2009年11月25日、新しい借り主が決まり、管理者がシャッターを開けて遺体が発見された。ガレージは約5年前に鈴木被告が借りて1カ月分の賃料を払った後、シャッターの鍵を返却せずに駐車場の管理人と連絡を絶って、誰も使っていなかった。鈴木被告が捜査線上に浮上し、27日、社長宅からロレックスや乗用車を盗んだ窃盗容疑で逮捕。鈴木被告は窃盗や夫妻の遺体遺棄を認めたが、殺害の関与を否認。連絡先を知らないヤミ金の知人の2人の男が殺害したと主張した。死体遺棄、損壊罪は3年の公訴時効が成立している。
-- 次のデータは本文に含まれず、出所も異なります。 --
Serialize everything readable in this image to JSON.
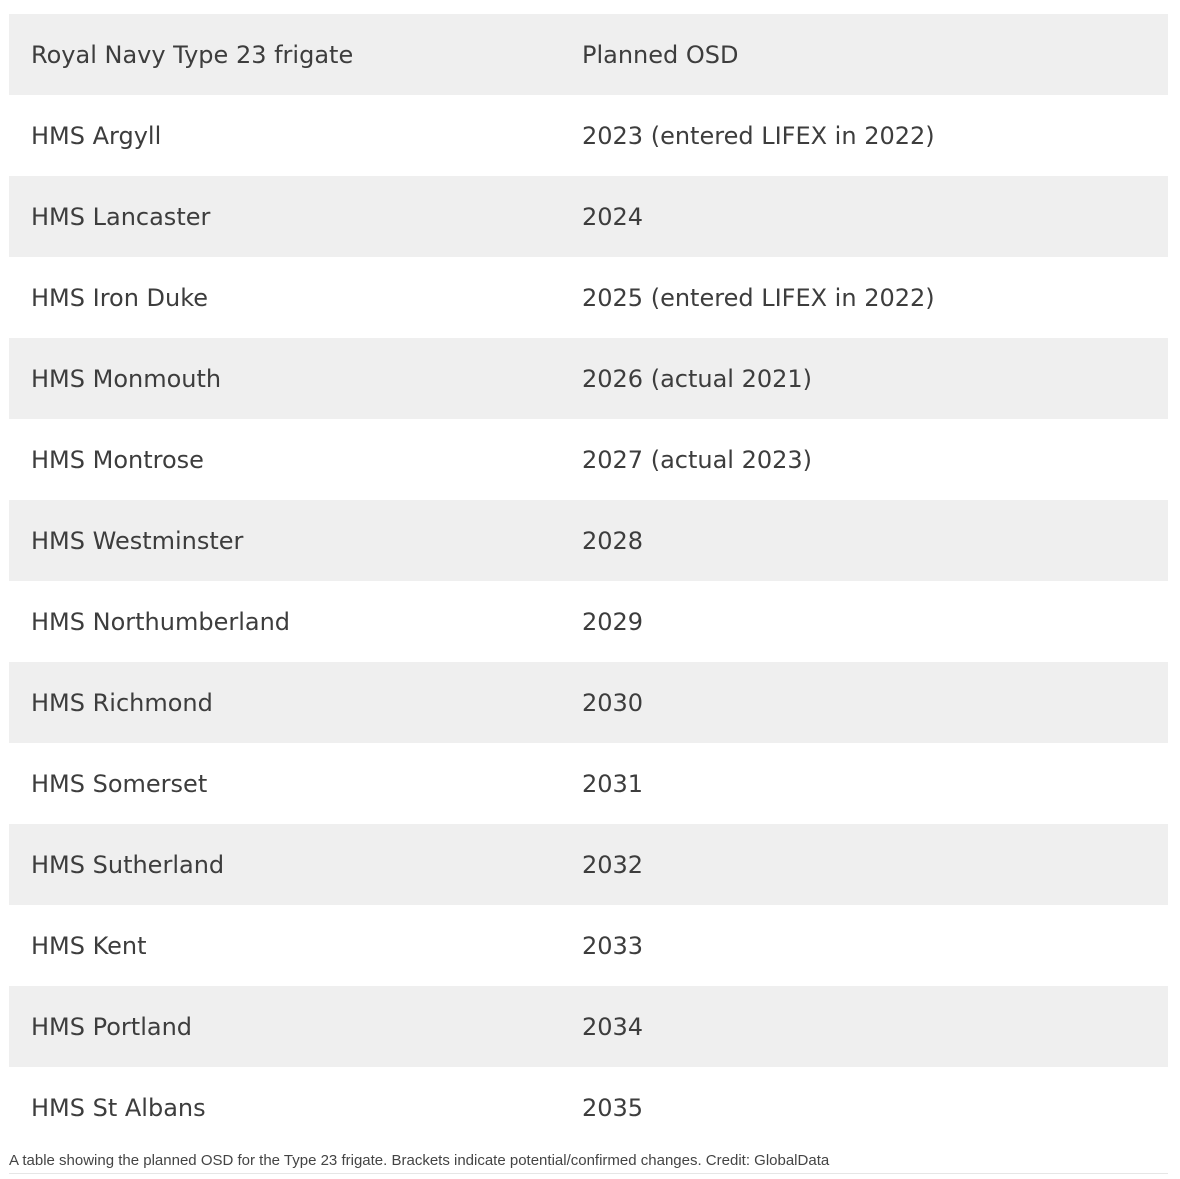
{
  "table": {
    "header": {
      "col1": "Royal Navy Type 23 frigate",
      "col2": "Planned OSD"
    },
    "rows": [
      {
        "ship": "HMS Argyll",
        "osd": "2023 (entered LIFEX in 2022)"
      },
      {
        "ship": "HMS Lancaster",
        "osd": "2024"
      },
      {
        "ship": "HMS Iron Duke",
        "osd": "2025 (entered LIFEX in 2022)"
      },
      {
        "ship": "HMS Monmouth",
        "osd": "2026 (actual 2021)"
      },
      {
        "ship": "HMS Montrose",
        "osd": "2027 (actual 2023)"
      },
      {
        "ship": "HMS Westminster",
        "osd": "2028"
      },
      {
        "ship": "HMS Northumberland",
        "osd": "2029"
      },
      {
        "ship": "HMS Richmond",
        "osd": "2030"
      },
      {
        "ship": "HMS Somerset",
        "osd": "2031"
      },
      {
        "ship": "HMS Sutherland",
        "osd": "2032"
      },
      {
        "ship": "HMS Kent",
        "osd": "2033"
      },
      {
        "ship": "HMS Portland",
        "osd": "2034"
      },
      {
        "ship": "HMS St Albans",
        "osd": "2035"
      }
    ]
  },
  "caption": "A table showing the planned OSD for the Type 23 frigate. Brackets indicate potential/confirmed changes. Credit: GlobalData",
  "colors": {
    "stripe": "#efefef",
    "text": "#3d3d3d"
  }
}
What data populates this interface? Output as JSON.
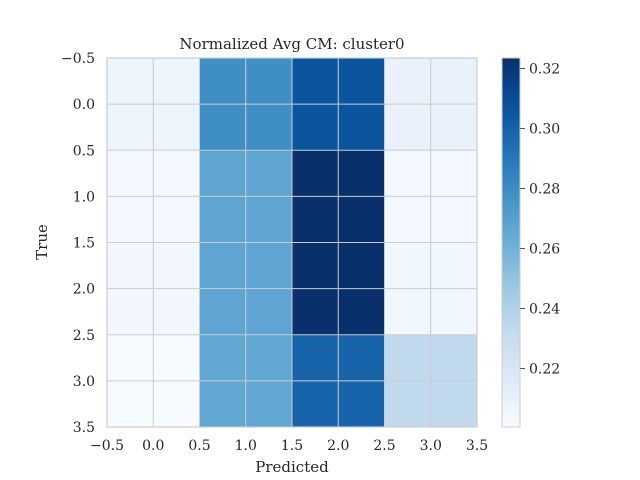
{
  "chart_data": {
    "type": "heatmap",
    "title": "Normalized Avg CM: cluster0",
    "xlabel": "Predicted",
    "ylabel": "True",
    "x_ticks": [
      "−0.5",
      "0.0",
      "0.5",
      "1.0",
      "1.5",
      "2.0",
      "2.5",
      "3.0",
      "3.5"
    ],
    "y_ticks": [
      "−0.5",
      "0.0",
      "0.5",
      "1.0",
      "1.5",
      "2.0",
      "2.5",
      "3.0",
      "3.5"
    ],
    "xlim": [
      -0.5,
      3.5
    ],
    "ylim": [
      3.5,
      -0.5
    ],
    "colormap": "Blues",
    "colorbar": {
      "min": 0.2005,
      "max": 0.3235,
      "ticks": [
        "0.22",
        "0.24",
        "0.26",
        "0.28",
        "0.30",
        "0.32"
      ],
      "tick_values": [
        0.22,
        0.24,
        0.26,
        0.28,
        0.3,
        0.32
      ]
    },
    "grid": true,
    "values": [
      [
        0.207,
        0.279,
        0.306,
        0.209
      ],
      [
        0.203,
        0.267,
        0.3235,
        0.2035
      ],
      [
        0.204,
        0.267,
        0.3235,
        0.2045
      ],
      [
        0.2005,
        0.266,
        0.299,
        0.233
      ]
    ]
  }
}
12月17日、社長宅からの別の窃盗容疑で鈴木被告を再逮捕。同日、大阪地検堺支部は最初の逮捕容疑について処分保留とした。2010年1月8日、窃盗罪で起訴。9月27日、泉南市の駐車場からロレックスを盗んだ容疑で再逮捕、10月18日に追起訴された。物証がないことから捜査は難航したが、府警は状況証拠などから鈴木被告の単独犯行と断定、12月3日に強盗殺人容疑で鈴木被告を再逮捕した。12月24日、大阪地検堺支部は強盗殺人罪で鈴木被告を起訴した。2011年1月14日、寮での窃盗事件で鈴木被告を再逮捕した。